Overall, faculty members across the university are positive about early deadlines, Goldberg says. They just like to be reminded.

“I think having it on CTools as a reminder is really helpful.”

Dianna Rehn, third-year psychology student and a resident adviser, saw information about the program when she logged into CTools.

“I thought it was very helpful and I was able to get my books ahead of time,” Rehn says. “Not all of my instructors had posted on there yet, so I wasn’t able to get all of them. I got books for three of my psych classes, like research methods.”

Many students embraced a new CTools feature called UBook that allows them to list books they wish to sell. For winter semester, students posted 4,417 texts.

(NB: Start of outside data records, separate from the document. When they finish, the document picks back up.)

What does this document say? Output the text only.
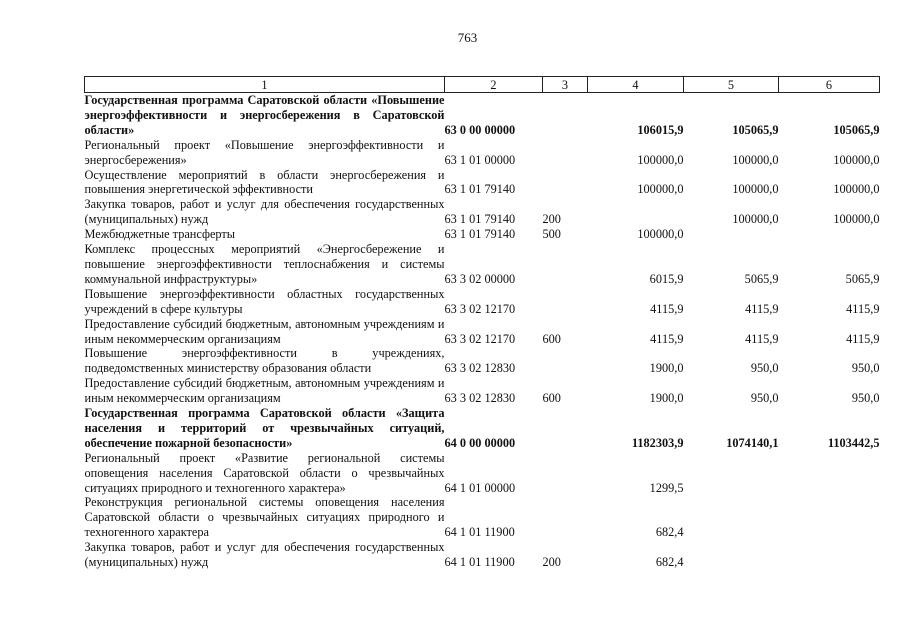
763
1	2	3	4	5	6
Государственная программа Саратовской области «Повышение энергоэффективности и энергосбережения в Саратовской области»	63 0 00 00000		106015,9	105065,9	105065,9
Региональный проект «Повышение энергоэффективности и энергосбережения»	63 1 01 00000		100000,0	100000,0	100000,0
Осуществление мероприятий в области энергосбережения и повышения энергетической эффективности	63 1 01 79140		100000,0	100000,0	100000,0
Закупка товаров, работ и услуг для обеспечения государственных (муниципальных) нужд	63 1 01 79140	200		100000,0	100000,0
Межбюджетные трансферты	63 1 01 79140	500	100000,0		
Комплекс процессных мероприятий «Энергосбережение и повышение энергоэффективности теплоснабжения и системы коммунальной инфраструктуры»	63 3 02 00000		6015,9	5065,9	5065,9
Повышение энергоэффективности областных государственных учреждений в сфере культуры	63 3 02 12170		4115,9	4115,9	4115,9
Предоставление субсидий бюджетным, автономным учреждениям и иным некоммерческим организациям	63 3 02 12170	600	4115,9	4115,9	4115,9
Повышение энергоэффективности в учреждениях, подведомственных министерству образования области	63 3 02 12830		1900,0	950,0	950,0
Предоставление субсидий бюджетным, автономным учреждениям и иным некоммерческим организациям	63 3 02 12830	600	1900,0	950,0	950,0
Государственная программа Саратовской области «Защита населения и территорий от чрезвычайных ситуаций, обеспечение пожарной безопасности»	64 0 00 00000		1182303,9	1074140,1	1103442,5
Региональный проект «Развитие региональной системы оповещения населения Саратовской области о чрезвычайных ситуациях природного и техногенного характера»	64 1 01 00000		1299,5		
Реконструкция региональной системы оповещения населения Саратовской области о чрезвычайных ситуациях природного и техногенного характера	64 1 01 11900		682,4		
Закупка товаров, работ и услуг для обеспечения государственных (муниципальных) нужд	64 1 01 11900	200	682,4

The total last week was up to 4,512, a number expected to grow over the next few weeks as students prepare to sell books from the current semester.

It’s unclear how many books actually sold, because the tool serves as an electronic billboard only — the transactions occur between the students, not in the software.

Faculty responses to steering committee members and deans revealed some confusion about ordering exclusively through local sellers. The online tool allows a faculty member or department to order directly from all the local booksellers or a single preferred vendor.

The early adoption program comes well in advance of new federal rules through the Higher Education Opportunity Act that require universities to include textbook information and prices in online course listings by July 1, 2010. U-M will move toward 100 percent use of online ordering from local booksellers in the next 18 months.